While he has backing for the manufacture of his collections, his business partners are not millionaires; fashion designers are usually left to their own devices to raise funds for putting on their shows. A sum of around pounds 45,000 is the minimum needed to rent a venue, lighting, stage designers, hair and make-up, pay for invitations, security and, of course, models. However, if they like the designer, many models will work for an outfit in lieu of a fee. Big fashion houses like Chanel will spend closer to pounds 500,000 for a single show.
Previously, Chalayan has been sponsored by Absolut and Nokia. "They sponsor you fresh from college, but they don't realise the cycle doesn't end there," he says. "There is always a need for sponsorship."
Chalayan, along with our other leading designers, sees his ideas plagiarised by high street stores, but gets little back in return.
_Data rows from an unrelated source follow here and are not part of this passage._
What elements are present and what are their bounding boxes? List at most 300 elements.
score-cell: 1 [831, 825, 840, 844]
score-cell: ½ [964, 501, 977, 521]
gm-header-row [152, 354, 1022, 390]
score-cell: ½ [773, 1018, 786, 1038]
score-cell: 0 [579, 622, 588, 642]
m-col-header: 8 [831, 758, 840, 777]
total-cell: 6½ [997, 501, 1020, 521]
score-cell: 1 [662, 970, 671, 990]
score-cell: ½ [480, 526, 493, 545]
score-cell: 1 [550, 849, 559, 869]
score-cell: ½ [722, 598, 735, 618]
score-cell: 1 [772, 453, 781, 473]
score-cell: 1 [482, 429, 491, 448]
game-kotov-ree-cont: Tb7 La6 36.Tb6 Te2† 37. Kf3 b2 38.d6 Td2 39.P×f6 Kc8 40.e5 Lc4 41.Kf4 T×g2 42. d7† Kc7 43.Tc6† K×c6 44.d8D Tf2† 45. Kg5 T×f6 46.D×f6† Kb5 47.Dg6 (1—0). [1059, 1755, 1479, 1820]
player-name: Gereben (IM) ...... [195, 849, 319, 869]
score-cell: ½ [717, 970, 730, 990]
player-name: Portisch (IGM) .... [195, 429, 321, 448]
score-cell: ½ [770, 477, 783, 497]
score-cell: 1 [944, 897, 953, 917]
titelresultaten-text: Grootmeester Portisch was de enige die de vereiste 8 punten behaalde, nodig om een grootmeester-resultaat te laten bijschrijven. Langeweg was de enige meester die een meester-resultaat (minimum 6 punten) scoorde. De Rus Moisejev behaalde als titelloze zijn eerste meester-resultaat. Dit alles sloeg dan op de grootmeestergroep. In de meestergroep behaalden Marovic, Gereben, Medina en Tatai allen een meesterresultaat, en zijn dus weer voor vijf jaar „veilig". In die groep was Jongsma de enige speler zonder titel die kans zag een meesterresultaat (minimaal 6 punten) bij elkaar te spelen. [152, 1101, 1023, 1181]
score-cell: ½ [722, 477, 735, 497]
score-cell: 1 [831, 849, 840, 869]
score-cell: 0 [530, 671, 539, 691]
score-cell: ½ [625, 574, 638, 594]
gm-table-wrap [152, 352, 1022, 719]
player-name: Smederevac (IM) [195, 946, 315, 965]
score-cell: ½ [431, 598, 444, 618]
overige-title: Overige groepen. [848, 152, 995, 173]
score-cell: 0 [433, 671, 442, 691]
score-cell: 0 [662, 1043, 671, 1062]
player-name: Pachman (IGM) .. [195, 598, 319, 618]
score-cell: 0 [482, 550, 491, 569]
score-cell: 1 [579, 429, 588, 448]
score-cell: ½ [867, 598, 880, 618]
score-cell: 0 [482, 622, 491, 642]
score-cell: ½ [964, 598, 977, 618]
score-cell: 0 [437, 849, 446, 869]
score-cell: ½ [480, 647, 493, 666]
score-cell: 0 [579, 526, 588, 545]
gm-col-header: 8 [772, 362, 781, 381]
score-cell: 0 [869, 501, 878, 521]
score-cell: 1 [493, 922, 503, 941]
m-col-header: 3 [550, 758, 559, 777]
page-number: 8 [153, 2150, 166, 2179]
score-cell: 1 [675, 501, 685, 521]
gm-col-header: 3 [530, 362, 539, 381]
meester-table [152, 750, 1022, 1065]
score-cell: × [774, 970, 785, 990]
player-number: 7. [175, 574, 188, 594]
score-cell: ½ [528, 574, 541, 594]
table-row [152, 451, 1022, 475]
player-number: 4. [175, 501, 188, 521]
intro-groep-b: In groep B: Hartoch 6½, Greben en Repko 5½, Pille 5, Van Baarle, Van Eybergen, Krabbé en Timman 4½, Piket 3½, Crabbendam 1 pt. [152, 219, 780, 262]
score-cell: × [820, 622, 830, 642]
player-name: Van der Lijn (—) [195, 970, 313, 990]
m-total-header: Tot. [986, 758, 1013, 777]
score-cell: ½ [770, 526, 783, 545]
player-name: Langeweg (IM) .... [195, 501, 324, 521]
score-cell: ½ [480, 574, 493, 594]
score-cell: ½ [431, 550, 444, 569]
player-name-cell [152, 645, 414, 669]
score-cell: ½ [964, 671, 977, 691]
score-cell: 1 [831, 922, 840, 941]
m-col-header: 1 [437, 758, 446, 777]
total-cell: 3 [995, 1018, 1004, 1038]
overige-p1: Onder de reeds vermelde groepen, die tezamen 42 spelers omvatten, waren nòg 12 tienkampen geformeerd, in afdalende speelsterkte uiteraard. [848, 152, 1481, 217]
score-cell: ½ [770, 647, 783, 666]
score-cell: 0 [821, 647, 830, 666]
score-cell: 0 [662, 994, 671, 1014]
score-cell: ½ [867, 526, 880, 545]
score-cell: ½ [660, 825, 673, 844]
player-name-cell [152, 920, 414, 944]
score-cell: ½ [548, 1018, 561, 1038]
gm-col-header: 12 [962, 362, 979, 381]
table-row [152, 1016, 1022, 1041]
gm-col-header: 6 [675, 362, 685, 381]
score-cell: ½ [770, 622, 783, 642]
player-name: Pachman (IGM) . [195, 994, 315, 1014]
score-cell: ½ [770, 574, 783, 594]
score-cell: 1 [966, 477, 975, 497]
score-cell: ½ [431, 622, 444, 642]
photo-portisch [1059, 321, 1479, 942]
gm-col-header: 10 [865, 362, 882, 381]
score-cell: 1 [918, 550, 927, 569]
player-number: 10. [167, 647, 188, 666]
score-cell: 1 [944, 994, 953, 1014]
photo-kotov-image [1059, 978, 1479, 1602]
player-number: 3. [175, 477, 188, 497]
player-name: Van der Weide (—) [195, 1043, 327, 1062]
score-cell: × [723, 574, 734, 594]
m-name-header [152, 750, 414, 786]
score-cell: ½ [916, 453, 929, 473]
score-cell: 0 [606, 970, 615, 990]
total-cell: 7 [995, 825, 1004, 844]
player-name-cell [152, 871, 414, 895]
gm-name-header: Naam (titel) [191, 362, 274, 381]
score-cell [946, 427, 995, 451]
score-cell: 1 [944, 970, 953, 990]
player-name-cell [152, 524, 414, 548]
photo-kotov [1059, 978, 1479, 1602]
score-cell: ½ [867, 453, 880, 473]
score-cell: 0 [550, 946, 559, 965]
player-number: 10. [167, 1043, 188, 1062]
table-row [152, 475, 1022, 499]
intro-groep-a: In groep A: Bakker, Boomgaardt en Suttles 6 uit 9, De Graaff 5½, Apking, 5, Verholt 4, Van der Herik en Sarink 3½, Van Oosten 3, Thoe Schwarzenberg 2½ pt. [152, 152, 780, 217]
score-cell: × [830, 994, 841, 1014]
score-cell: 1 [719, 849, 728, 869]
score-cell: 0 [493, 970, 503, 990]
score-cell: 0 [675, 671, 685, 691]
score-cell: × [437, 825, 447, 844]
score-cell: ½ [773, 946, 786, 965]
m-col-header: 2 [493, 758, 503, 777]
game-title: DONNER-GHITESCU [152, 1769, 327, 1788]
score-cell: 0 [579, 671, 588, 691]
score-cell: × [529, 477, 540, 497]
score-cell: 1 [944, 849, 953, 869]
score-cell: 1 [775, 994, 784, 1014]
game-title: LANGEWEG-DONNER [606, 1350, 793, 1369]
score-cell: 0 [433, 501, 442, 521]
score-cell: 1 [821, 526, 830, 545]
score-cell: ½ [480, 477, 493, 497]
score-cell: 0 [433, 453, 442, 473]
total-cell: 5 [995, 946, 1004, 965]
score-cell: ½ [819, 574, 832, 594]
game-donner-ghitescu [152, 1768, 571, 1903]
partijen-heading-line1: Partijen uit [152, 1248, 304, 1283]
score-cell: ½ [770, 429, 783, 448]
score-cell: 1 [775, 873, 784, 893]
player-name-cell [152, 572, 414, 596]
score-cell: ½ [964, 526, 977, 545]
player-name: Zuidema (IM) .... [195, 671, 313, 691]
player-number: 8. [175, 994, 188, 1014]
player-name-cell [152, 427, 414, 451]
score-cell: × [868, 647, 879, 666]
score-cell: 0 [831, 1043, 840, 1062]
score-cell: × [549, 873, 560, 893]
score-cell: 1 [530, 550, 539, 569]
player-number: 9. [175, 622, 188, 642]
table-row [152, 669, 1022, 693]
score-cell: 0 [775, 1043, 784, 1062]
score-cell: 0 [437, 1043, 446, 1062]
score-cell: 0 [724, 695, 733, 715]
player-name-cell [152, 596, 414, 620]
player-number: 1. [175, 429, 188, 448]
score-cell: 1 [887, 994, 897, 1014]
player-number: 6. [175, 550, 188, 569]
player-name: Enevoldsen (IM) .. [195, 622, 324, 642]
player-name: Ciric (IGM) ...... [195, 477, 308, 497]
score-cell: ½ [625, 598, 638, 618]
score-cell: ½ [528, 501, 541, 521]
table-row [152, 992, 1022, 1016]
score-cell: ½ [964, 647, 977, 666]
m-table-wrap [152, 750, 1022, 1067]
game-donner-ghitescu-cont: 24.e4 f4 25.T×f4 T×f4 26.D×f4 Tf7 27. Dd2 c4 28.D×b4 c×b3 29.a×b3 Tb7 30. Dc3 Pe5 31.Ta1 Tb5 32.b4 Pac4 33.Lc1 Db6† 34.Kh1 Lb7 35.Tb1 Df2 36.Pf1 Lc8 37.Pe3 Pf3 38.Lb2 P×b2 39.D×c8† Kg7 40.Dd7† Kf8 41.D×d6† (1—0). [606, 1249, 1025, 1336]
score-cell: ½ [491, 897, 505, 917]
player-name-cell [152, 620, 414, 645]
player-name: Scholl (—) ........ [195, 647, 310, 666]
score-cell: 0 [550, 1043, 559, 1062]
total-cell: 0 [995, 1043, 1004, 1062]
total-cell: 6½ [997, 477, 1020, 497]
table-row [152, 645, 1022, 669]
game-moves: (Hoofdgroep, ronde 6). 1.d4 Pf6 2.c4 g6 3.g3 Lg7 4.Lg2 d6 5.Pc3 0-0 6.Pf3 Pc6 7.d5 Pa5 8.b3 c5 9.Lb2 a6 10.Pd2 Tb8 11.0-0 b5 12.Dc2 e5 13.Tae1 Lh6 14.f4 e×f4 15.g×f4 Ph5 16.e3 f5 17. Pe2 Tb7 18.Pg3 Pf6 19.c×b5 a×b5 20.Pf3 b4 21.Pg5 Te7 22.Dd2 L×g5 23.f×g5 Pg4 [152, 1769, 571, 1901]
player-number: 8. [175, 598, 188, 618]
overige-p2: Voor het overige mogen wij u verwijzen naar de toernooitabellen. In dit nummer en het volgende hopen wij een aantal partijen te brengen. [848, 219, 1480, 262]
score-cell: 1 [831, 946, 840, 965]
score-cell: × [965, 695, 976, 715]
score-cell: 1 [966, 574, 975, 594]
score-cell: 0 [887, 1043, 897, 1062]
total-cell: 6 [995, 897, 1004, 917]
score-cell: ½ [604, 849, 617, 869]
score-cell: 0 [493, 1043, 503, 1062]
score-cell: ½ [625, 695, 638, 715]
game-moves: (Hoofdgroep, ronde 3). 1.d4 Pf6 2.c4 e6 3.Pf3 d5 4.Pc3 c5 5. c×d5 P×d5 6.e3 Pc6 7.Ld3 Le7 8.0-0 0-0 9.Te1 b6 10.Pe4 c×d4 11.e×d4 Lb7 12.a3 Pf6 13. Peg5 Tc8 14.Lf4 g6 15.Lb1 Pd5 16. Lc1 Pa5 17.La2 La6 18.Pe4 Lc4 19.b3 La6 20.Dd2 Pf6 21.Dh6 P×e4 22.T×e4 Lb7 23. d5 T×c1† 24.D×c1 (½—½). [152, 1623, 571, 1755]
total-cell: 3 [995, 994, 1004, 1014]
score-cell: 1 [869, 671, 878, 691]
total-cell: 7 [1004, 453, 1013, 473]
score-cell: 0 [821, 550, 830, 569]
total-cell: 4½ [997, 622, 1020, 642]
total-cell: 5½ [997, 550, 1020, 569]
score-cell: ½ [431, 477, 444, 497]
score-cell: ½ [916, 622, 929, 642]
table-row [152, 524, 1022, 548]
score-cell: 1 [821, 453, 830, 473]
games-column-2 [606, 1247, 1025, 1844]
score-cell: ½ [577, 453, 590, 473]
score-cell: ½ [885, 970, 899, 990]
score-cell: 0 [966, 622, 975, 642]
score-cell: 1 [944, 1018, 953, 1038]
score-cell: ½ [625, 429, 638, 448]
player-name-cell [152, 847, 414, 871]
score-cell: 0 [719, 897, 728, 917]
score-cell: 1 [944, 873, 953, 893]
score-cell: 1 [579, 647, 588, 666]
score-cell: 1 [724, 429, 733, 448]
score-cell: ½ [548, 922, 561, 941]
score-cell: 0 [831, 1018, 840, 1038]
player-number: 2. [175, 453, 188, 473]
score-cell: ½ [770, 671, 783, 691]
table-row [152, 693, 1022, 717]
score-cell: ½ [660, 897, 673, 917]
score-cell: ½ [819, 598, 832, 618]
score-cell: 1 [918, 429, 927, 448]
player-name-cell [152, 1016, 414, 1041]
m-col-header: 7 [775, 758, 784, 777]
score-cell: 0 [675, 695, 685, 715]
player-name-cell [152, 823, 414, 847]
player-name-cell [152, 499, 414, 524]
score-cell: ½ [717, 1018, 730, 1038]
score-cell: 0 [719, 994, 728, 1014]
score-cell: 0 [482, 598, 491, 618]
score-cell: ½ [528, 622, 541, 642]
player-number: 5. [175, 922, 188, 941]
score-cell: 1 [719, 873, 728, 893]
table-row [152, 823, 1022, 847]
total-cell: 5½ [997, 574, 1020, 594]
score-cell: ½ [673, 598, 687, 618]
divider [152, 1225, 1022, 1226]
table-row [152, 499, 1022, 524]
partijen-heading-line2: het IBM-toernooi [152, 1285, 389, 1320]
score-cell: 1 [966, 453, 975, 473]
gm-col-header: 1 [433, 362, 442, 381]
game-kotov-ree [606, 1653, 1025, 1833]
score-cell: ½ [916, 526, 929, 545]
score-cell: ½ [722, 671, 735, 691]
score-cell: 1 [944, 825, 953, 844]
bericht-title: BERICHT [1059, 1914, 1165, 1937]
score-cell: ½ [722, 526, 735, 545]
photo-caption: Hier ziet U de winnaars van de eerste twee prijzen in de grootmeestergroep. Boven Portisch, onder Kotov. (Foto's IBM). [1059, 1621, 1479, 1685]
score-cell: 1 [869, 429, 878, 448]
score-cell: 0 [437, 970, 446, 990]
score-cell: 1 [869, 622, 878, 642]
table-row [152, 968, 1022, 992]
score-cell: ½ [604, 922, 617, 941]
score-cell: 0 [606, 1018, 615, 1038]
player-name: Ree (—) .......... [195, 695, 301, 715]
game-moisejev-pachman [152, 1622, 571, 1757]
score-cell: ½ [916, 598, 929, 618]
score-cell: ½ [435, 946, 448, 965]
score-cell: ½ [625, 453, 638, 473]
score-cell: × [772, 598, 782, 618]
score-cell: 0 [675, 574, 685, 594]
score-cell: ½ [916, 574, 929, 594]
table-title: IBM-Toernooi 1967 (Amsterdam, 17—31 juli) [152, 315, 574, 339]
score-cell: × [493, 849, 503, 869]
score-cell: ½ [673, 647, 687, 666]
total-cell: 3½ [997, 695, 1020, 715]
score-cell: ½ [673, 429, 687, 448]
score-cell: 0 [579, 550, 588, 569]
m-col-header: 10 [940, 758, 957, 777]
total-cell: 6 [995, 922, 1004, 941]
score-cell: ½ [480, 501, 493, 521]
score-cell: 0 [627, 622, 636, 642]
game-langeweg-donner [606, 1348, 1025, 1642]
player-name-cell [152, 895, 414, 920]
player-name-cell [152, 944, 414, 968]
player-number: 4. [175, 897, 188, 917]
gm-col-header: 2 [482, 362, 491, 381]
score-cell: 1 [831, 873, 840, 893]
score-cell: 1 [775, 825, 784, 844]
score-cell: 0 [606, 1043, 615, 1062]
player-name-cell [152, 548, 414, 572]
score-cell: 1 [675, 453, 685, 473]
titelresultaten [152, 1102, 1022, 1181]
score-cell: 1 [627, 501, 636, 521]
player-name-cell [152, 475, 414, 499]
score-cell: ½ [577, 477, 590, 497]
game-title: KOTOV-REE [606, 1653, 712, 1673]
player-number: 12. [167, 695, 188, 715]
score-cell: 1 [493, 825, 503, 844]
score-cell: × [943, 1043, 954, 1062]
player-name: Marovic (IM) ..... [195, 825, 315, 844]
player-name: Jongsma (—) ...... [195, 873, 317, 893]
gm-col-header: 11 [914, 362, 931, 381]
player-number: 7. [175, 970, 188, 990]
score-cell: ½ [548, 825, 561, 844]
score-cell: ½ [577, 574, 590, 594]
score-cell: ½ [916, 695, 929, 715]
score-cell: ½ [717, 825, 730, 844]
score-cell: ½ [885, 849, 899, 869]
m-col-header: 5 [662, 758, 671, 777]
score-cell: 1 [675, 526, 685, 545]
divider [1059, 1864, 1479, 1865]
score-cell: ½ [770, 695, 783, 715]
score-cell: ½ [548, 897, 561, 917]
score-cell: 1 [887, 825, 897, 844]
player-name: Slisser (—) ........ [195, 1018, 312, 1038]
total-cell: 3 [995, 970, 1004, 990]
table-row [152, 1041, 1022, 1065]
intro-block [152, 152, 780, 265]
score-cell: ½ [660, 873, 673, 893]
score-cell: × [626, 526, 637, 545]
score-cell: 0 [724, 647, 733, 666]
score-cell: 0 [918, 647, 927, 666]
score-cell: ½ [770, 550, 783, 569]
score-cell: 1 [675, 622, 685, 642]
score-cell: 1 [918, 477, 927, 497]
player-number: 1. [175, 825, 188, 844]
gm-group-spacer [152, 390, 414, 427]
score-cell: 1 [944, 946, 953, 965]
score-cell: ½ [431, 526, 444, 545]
While Clements Ribeiro have found salvation with a deal with Dorothy Perkins, and Pearce Fionda landed a two-way deal with Debenhams that saved them from bankruptcy last year.
Every season, there is a battle to get a share in the sponsorship pie. Even our most famous export, Alexander McQueen, has seen deals fall through at the last minute. His show will be sponsored by ICI, which is building the stage, and American Express. Janet Fischgrund, spokeswoman for McQueen says: "sponsorship is an enormous issue for young designers, it's impossible to fund these shows on your own."
Antonio Berardi, feted by American Vogue as the Next Big Thing, has sponsorship from Courvoisier. This season the designer will also come out at the end of the show wearing a pair of designer specs, courtesy of David Clulow. However, sponsorship for next season remains uncertain.
Priyesh Shah, Berardi's business partner, said yesterday, "It's crazy we still have to rely on sponsorship. Companies don't understand the importance of fashion as a medium ... yet the kudos of a lot of British companies like Marks & Spencer and The Burton Group relies on the hyping of Cool Britannia."
Simon Ward, administrator for the British Fashion Council, said yesterday, "Hussein Chalayan is one of our major names; we're going to make sure he has a show. He is an important part of the resurgence of London." But the BFC is not a sponsorship marriage broker. Clearly one of the things we excel at is new talent ... It is the new names like Hussein Chalayan that have brought the focus back to London."